The proverbial “polished turd” is a pitfall into which many car enthusiasts eventually fall. Stories vary in severity, which is to say that some recently purchased rides arrive with an undisclosed patch of rust under the trunk carpet, while others are somehow more Bondo than metal. Even elite cars like Ferraris can hide surprises, and when we recently came across a particularly egregious example, it reminded us that the ugly truth is sometimes deeper than pretty paint.

The cars in question are two Ferrari 330s, in for repair at the great Tom Yang’s restoration shop in Hudson, New York. Yang runs his one-man outfit specializing in Ferraris, and he’s seen a lot throughout his years in that world. When a collector purchased a bright red over tan leather 2+2 back in July, he requested it be painted to match his late-model Ferrari. Tearing into the car to prep for the color change revealed some sour news.

Sadly, the poor thing was packed with body filler in some key areas. Yang was not surprised. “It happens all the time,” he told us after shutting off his welder to chat for minute. “There is rarely good news under paint. Rust-free cars exist and are out there, but we are looking at cars that are 50 to 60 years old. What car survives that long and hasn’t seen some damage, no matter how small?”

Not long after Yang got to work on the car, he began to suspect there was something going on underneath. The paint in the passenger door sill was not adhering properly, but even a good paint meter wouldn’t have been much help for the buyer ahead of time. “Paint meters can only do so much, and even if it says there is filler, or maxes out, that is only about 35-thousandths thick. So does that mean it is 1/8″ filler or 2″? There really isn’t a way to tell until the paint comes off.”

It’s all too easy to find these issues after the fact, and it happens all the time. We spoke with several different restorers, and the common factor whether at the high end of the market or the low end is that owners are cost-conscious. In reality, open-checkbook restorations or cost-no-object builds are extremely rare. Bodywork is one of those labor-intensive jobs that costs roughly the same whether you are working on a 1985 Chevrolet pickup or Pre-war Duesenberg, and no type of car or brand is immune to body filler.

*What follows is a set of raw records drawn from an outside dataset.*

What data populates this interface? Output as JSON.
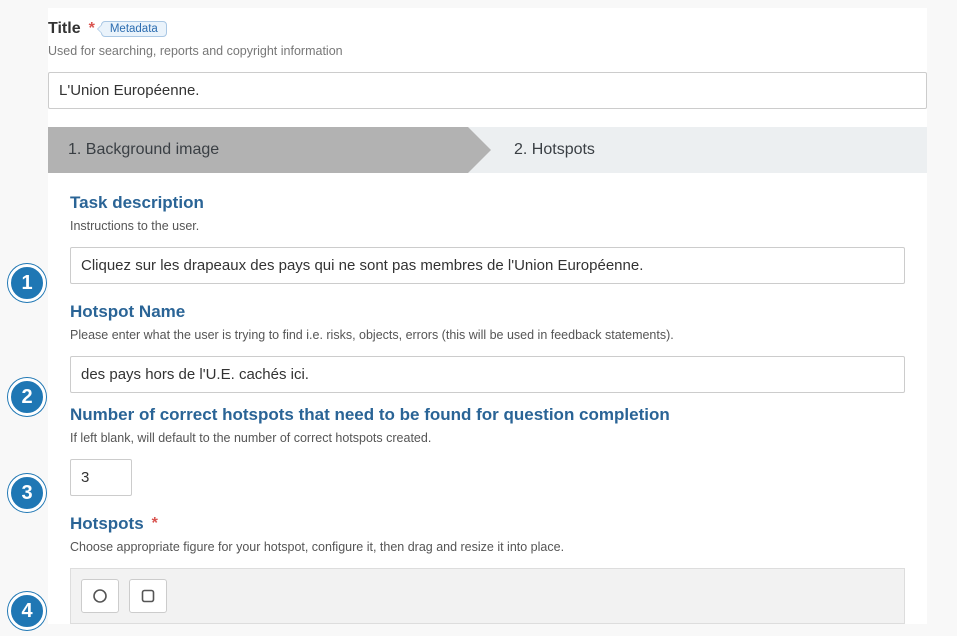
{
  "title": {
    "label": "Title",
    "required_mark": "*",
    "metadata_badge": "Metadata",
    "hint": "Used for searching, reports and copyright information",
    "value": "L'Union Européenne."
  },
  "wizard": {
    "step1": "1. Background image",
    "step2": "2. Hotspots"
  },
  "task_description": {
    "label": "Task description",
    "hint": "Instructions to the user.",
    "value": "Cliquez sur les drapeaux des pays qui ne sont pas membres de l'Union Européenne."
  },
  "hotspot_name": {
    "label": "Hotspot Name",
    "hint": "Please enter what the user is trying to find i.e. risks, objects, errors (this will be used in feedback statements).",
    "value": "des pays hors de l'U.E. cachés ici."
  },
  "num_correct": {
    "label": "Number of correct hotspots that need to be found for question completion",
    "hint": "If left blank, will default to the number of correct hotspots created.",
    "value": "3"
  },
  "hotspots": {
    "label": "Hotspots",
    "required_mark": "*",
    "hint": "Choose appropriate figure for your hotspot, configure it, then drag and resize it into place."
  },
  "annotations": {
    "a1": "1",
    "a2": "2",
    "a3": "3",
    "a4": "4"
  }
}
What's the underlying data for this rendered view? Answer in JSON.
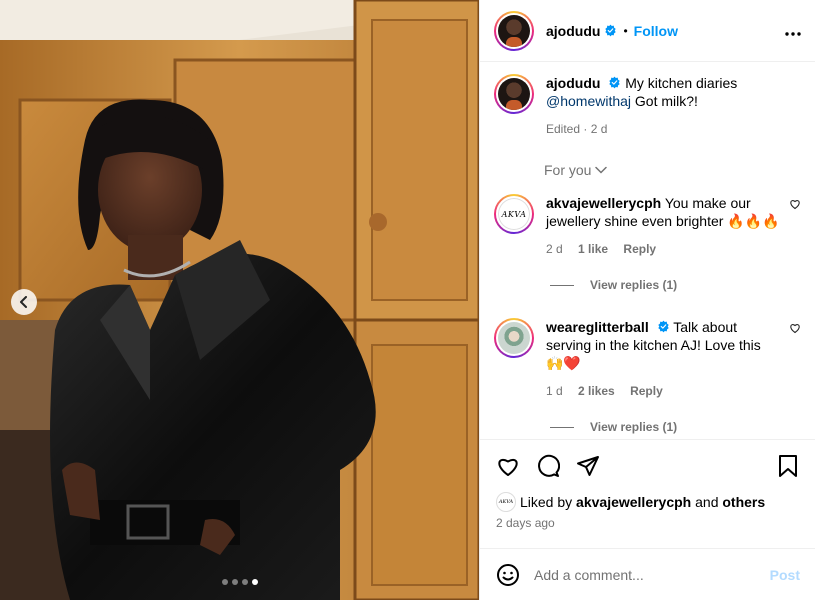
{
  "post": {
    "username": "ajodudu",
    "follow_label": "Follow",
    "separator": "•",
    "more_icon": "more-horizontal-icon",
    "caption_text": "My kitchen diaries",
    "caption_mention": "@homewithaj",
    "caption_tail": "Got milk?!",
    "edited": "Edited · 2 d",
    "sort_label": "For you"
  },
  "comments": [
    {
      "username": "akvajewellerycph",
      "avatar_text": "AKVA",
      "text": "You make our jewellery shine even brighter 🔥🔥🔥",
      "time": "2 d",
      "likes": "1 like",
      "reply": "Reply",
      "view_replies": "View replies (1)",
      "verified": false
    },
    {
      "username": "weareglitterball",
      "text": "Talk about serving in the kitchen AJ! Love this 🙌❤️",
      "time": "1 d",
      "likes": "2 likes",
      "reply": "Reply",
      "view_replies": "View replies (1)",
      "verified": true
    }
  ],
  "likes": {
    "prefix": "Liked by",
    "user": "akvajewellerycph",
    "and": "and",
    "others": "others",
    "mini_avatar_text": "AKVA"
  },
  "timestamp": "2 days ago",
  "add_comment": {
    "placeholder": "Add a comment...",
    "post_label": "Post"
  },
  "carousel": {
    "slides": 4,
    "active_index": 3
  },
  "colors": {
    "link_blue": "#0095f6",
    "verified_blue": "#0095f6",
    "heart_red": "#ed4956",
    "secondary_text": "#737373"
  }
}
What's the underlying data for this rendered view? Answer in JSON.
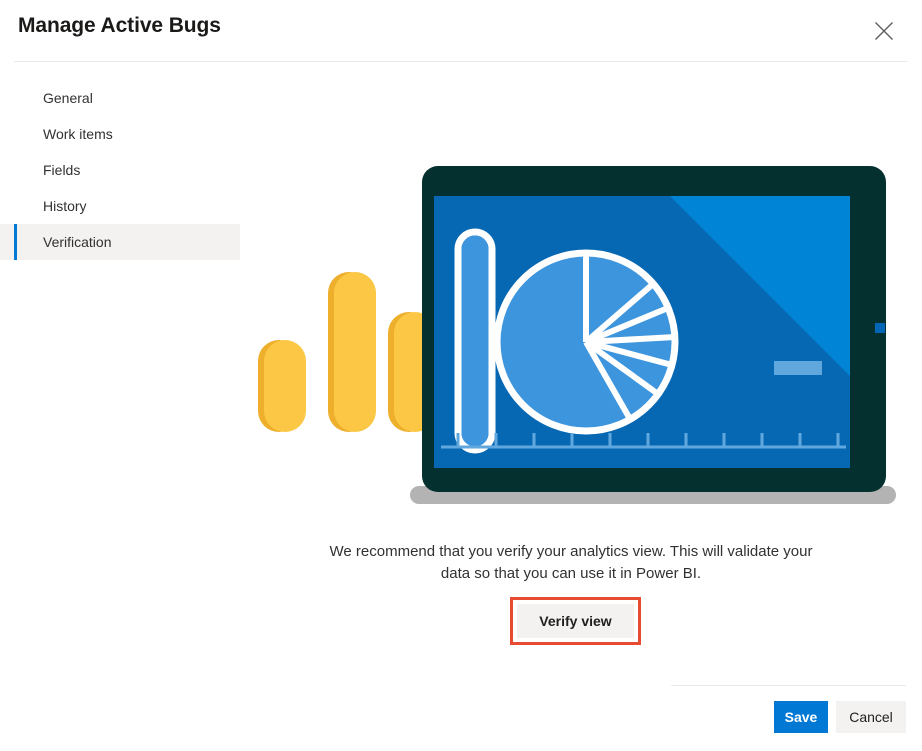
{
  "header": {
    "title": "Manage Active Bugs",
    "close_icon": "close-icon"
  },
  "sidebar": {
    "items": [
      {
        "label": "General",
        "selected": false
      },
      {
        "label": "Work items",
        "selected": false
      },
      {
        "label": "Fields",
        "selected": false
      },
      {
        "label": "History",
        "selected": false
      },
      {
        "label": "Verification",
        "selected": true
      }
    ]
  },
  "main": {
    "illustration_name": "analytics-tablet-illustration",
    "recommend_text": "We recommend that you verify your analytics view. This will validate your data so that you can use it in Power BI.",
    "verify_button_label": "Verify view"
  },
  "footer": {
    "save_label": "Save",
    "cancel_label": "Cancel"
  },
  "colors": {
    "accent": "#0078d4",
    "highlight_border": "#e74c32",
    "button_neutral": "#f3f2f1",
    "selected_row": "#f3f2f1",
    "text_primary": "#323130",
    "divider": "#edebe9",
    "bar_yellow": "#fbc744",
    "bar_yellow_shade": "#edaf2c",
    "device_bezel": "#04302f",
    "screen_blue": "#0668b3",
    "screen_blue_light": "#0085d6",
    "pie_fill": "#3d95dd",
    "stand_gray": "#b3b3b3"
  }
}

So how does one avoid the inevitable? Yang shared with us expertise on how to dodge such body bullets:

Follow the paper trail

If the car was restored, find out who did it and pick up the phone. Any restoration shop will likely remember the car and the owner and has no reason to tell you anything but the truth about the work that was done.

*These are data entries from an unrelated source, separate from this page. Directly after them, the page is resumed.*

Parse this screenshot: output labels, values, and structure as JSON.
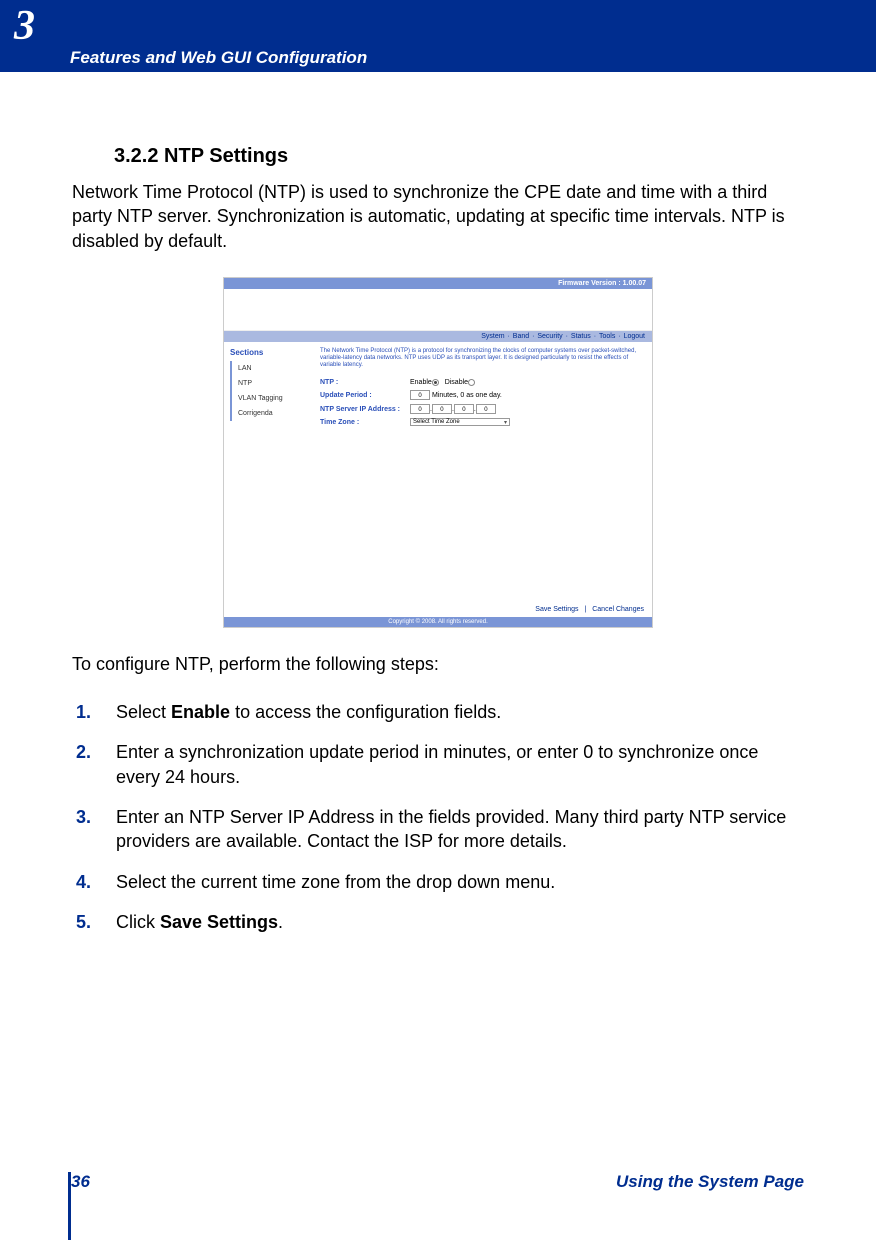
{
  "header": {
    "chapter_number": "3",
    "title": "Features and Web GUI Configuration"
  },
  "section": {
    "number": "3.2.2",
    "title": "NTP Settings",
    "intro": "Network Time Protocol (NTP) is used to synchronize the CPE date and time with a third party NTP server. Synchronization is automatic, updating at specific time intervals. NTP is disabled by default.",
    "lead_in": "To configure NTP, perform the following steps:"
  },
  "screenshot": {
    "firmware": "Firmware Version : 1.00.07",
    "nav": [
      "System",
      "Band",
      "Security",
      "Status",
      "Tools",
      "Logout"
    ],
    "sections_label": "Sections",
    "side_items": [
      "LAN",
      "NTP",
      "VLAN Tagging",
      "Corrigenda"
    ],
    "intro": "The Network Time Protocol (NTP) is a protocol for synchronizing the clocks of computer systems over packet-switched, variable-latency data networks. NTP uses UDP as its transport layer. It is designed particularly to resist the effects of variable latency.",
    "fields": {
      "ntp_label": "NTP :",
      "enable": "Enable",
      "disable": "Disable",
      "update_label": "Update Period :",
      "update_value": "0",
      "update_suffix": "Minutes, 0 as one day.",
      "ip_label": "NTP Server IP Address :",
      "ip_parts": [
        "0",
        "0",
        "0",
        "0"
      ],
      "tz_label": "Time Zone :",
      "tz_value": "Select Time Zone"
    },
    "footer": {
      "save": "Save Settings",
      "cancel": "Cancel Changes"
    },
    "copyright": "Copyright © 2008.  All rights reserved."
  },
  "steps": [
    {
      "n": "1.",
      "before": "Select ",
      "bold": "Enable",
      "after": " to access the configuration fields."
    },
    {
      "n": "2.",
      "before": "Enter a synchronization update period in minutes, or enter 0 to synchronize once every 24 hours.",
      "bold": "",
      "after": ""
    },
    {
      "n": "3.",
      "before": "Enter an NTP Server IP Address in the fields provided. Many third party NTP service providers are available. Contact the ISP for more details.",
      "bold": "",
      "after": ""
    },
    {
      "n": "4.",
      "before": "Select the current time zone from the drop down menu.",
      "bold": "",
      "after": ""
    },
    {
      "n": "5.",
      "before": "Click ",
      "bold": "Save Settings",
      "after": "."
    }
  ],
  "footer": {
    "page_number": "36",
    "title": "Using the System Page"
  }
}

Ask for restoration pictures

Request to see the metal work. Digital photography makes it easy for restorers to document the work of a job in progress. Most upstanding shops should be champing at the bit to show off the quality of their work; if that isn’t the case, find out why.

Take your time with inspection

No matter how you slice it, buying at auction is tough. Auctions rarely offer enough time to perform full due diligence, so the best advice is to use all the time you can. Hire a neutral party and get real expert eyes on the car. The cost of a pre-purchase inspection sounds off-putting until you are out five times that amount because the car was not what you expected or wanted.

“Too good to be true” exists

This one speaks for itself. Don’t be so distracted by the thought of something that you gloss over the reality. A 60-year old car is just that, which means it’s likely to have 60-year-old-car problems.

Any vintage car can end up a can of worms if not properly cared for, which means it is up to us as enthusiasts to collectively hold ourselves to a higher standard and help keep our beloved vehicles on the road for many generations. Shoddy bodywork glazed over with shiny paint is not the best way to preserve items we are so lovingly trying to keep alive. This Ferrari 330GT will be a lot more polish than turd when Yang is done with it, and though not everyone is a professional, proper care should be everyone’s goal.